The AI deal, Will it be Boom or Bust
Whilst those with the big bucks might applaud the recent US/UK deal, it could well be the ordinary mass of UK citizens that ultimately pay the price, see this comment by David Roberts from his blog volts.
‘So basically, this rush of data centers is crashing into our conventional way of running utilities and regulating utilities and setting rates in such a way as to make a mess. And the danger in that mess is that ordinary ratepayers are going to end up stuck with the bill for a lot of the new expenses required by these big data centers.’
I am no expert, but I cant help feel that the prospect of the ordinary tax payer ultimately paying the cost has a sad ring of the truth.
Comment from your editor Lyn
US Tech Giants Invest £31bn In UK In ‘Prosperity Deal’
Microsoft, Nvidia, Google, others boost UK’s AI economy with data centre infrastructure, research as US and UK foster tech ties
Microsoft has announced a $30 billion (£22bn) investment package in the UK, its largest-ever outside the US, as part of a broader range of £31bn in spending around technology and artificial intelligence timed with a state visit by US president Donald Trump.
The investment will go to expand cloud and AI infrastructure and will also go toward Britain’s largest AI supercomputer, set to be established in Loughton, in Essex north-east of London.
The Loughton project was announced by the government in January as part of plans to make the UK an “AI superpower”, but Microsoft’s involvement is new.
AI infrastructure
Nvidia, meanwhile, said it would deploy 120,000 of its advanced graphics processing units across the UK, its largest commitment in Europe to date.

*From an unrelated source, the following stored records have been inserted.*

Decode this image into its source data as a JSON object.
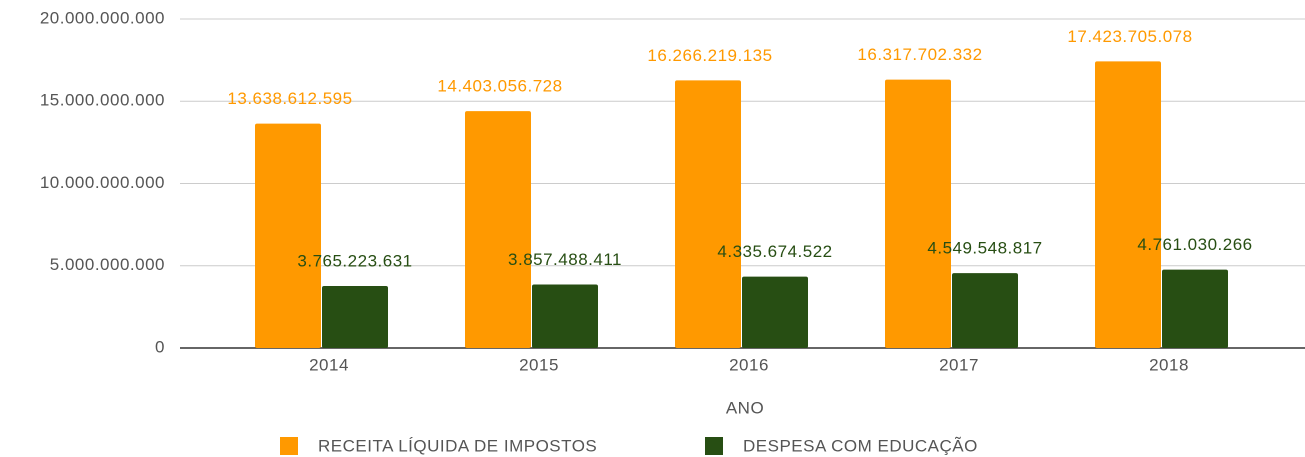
{
  "chart_data": {
    "type": "bar",
    "x_label": "ANO",
    "categories": [
      "2014",
      "2015",
      "2016",
      "2017",
      "2018"
    ],
    "series": [
      {
        "name": "RECEITA LÍQUIDA DE IMPOSTOS",
        "color": "#ff9900",
        "values": [
          13638612595,
          14403056728,
          16266219135,
          16317702332,
          17423705078
        ],
        "value_labels": [
          "13.638.612.595",
          "14.403.056.728",
          "16.266.219.135",
          "16.317.702.332",
          "17.423.705.078"
        ]
      },
      {
        "name": "DESPESA COM EDUCAÇÃO",
        "color": "#274e13",
        "values": [
          3765223631,
          3857488411,
          4335674522,
          4549548817,
          4761030266
        ],
        "value_labels": [
          "3.765.223.631",
          "3.857.488.411",
          "4.335.674.522",
          "4.549.548.817",
          "4.761.030.266"
        ]
      }
    ],
    "ylim": [
      0,
      20000000000
    ],
    "yticks": [
      0,
      {
        "value": 5000000000,
        "label": "5.000.000.000"
      },
      {
        "value": 10000000000,
        "label": "10.000.000.000"
      },
      {
        "value": 15000000000,
        "label": "15.000.000.000"
      },
      {
        "value": 20000000000,
        "label": "20.000.000.000"
      }
    ],
    "grid": true,
    "legend": "bottom"
  }
}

Up to 60,000 of Nvidia’s Grace Blackwell Ultra chips are to go to UK-based Nscale, which is working on the Loughton supercomputer.
Nscale is also partnering with OpenAI to launch a data centre project in Northumberland called Stargate UK, in reference to the Stargate data centre project in the US backed by OpenAI, Oracle, SoftBank and others.
OpenAI, Nvidia, Nscale and chip design company ARM are all working on the project in Cobalt Park, Northumberland.
The government said there was potential for more than 5,000 jobs and billions in private investment in north-east England, which has been designated as a new “AI growth zone”.
Cloud computing company CoreWeave has pledged £1.5bn to fund energy-efficient data centres in partnership with Scotland’s DataVita, bringing its total UK investment to £2.5bn.
Google announced £5bn of investments, including a new data centre in Waltham Cross, north of London, and funding for its London-based DeepMind AI unit.
Bilateral ties
Other companies including Salesforce, Scale AI, BlackRock, Oracle, Amazon Web Services and AI Pathfinder said they would invest hundreds of millions to several billion pounds in the UK.
Microsoft chief executive Satya Nadella told the BBC he expected AI investments to fuel growth in the UK, but acknowledged the comments of analysts that AI investments have become a financial bubble that is likely to lead to a significant correction.
Nadella said that “all tech things are about booms and busts and bubbles” and that AI should not be “over-hyped or under-hyped”.
The investments are part of what was officially called the Tech Prosperity Deal between the UK and the US, which seeks to strengthen ties between the two countries on AI, quantum computing and nuclear power.
Nadella, Nvidia chief executive Jensen Huang and OpenAI chief Sam Altman accompanied Trump to a state banquet hosted by the Royal Family at Windsor Castle on Wednesday evening.